The Prison at Guantanamo Bay and America’s “Commitment to Justice”
a discussion with
Assistant Federal Public Defender Carlos Warner
Monday February 9, 2015
4:15-5:45 p.m.
Tinkham Veale University Center, Ballroom A
In his State of the Union address, President Obama proclaimed that, “As Americans, we have a
profound commitment to justice — so it makes no sense to spend three million dollars per prisoner
to keep open a prison that the world condemns and terrorists use to recruit.” He added that he
had worked “to cut the population of GTMO in half… and I will not relent in my determination to
shut it down. It’s not who we are.”
Meanwhile, leading Republican senators have proposed legislation to force Obama to keep the
remaining prisoners there.
We can see this as a clash between Congress and the President, or some Democrats and almost all Republicans. But amid that conflict in Washington we should try to understand what happens in the prison at Guantanamo Bay itself. How is the prison run? In Boumediene v. Bush, the
Supreme Court ruled that prisoners had access to the federal courts to challenge their confinement. That means they have access to public defenders.
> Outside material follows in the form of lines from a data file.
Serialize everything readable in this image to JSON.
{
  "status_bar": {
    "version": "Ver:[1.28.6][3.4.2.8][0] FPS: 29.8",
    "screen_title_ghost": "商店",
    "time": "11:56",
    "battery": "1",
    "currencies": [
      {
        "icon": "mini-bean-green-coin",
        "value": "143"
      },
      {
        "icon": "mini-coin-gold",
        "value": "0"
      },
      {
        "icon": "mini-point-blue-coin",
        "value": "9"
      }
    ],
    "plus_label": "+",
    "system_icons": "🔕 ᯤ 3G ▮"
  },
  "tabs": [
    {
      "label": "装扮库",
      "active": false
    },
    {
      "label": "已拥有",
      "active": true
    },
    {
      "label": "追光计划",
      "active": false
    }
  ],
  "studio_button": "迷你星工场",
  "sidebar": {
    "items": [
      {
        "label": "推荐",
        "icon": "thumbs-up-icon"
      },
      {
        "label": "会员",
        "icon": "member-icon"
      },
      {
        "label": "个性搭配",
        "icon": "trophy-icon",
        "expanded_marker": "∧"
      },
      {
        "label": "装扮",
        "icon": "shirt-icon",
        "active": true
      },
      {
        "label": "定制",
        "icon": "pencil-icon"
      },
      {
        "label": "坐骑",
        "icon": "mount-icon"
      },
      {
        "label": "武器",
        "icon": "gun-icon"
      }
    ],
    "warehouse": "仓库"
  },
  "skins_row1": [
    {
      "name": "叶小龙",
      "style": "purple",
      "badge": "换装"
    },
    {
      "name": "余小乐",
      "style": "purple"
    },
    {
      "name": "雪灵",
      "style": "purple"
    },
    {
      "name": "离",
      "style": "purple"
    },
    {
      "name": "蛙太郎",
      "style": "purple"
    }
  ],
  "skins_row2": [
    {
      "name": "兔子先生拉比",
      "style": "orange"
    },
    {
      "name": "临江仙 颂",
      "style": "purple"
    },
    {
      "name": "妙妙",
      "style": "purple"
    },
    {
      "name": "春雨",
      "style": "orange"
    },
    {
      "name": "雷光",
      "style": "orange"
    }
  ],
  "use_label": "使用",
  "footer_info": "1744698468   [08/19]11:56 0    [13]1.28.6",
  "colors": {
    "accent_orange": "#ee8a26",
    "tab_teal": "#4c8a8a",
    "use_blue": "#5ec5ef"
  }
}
How real is that right, and what do public defenders find when they try to represent these clients?
About Our Guest
Carlos Warner is an Assistant Federal Public Defender for the
Northern District of Ohio, and has been a public defender for 15 years in both state and federal courts. Since 2007 he has represented men detained in Guantanamo Bay. He has represented over a dozen men and represents one “High Value Detainee.” Carlos has appeared in various forms of media nationally and internationally advocating for his clients and for the closure of the prison at Guantanamo Bay. He is a lifelong resident of Northeast Ohio and graduated cum laude from the University of Akron with a Juris Doctorate and a Masters degree in Public Administration.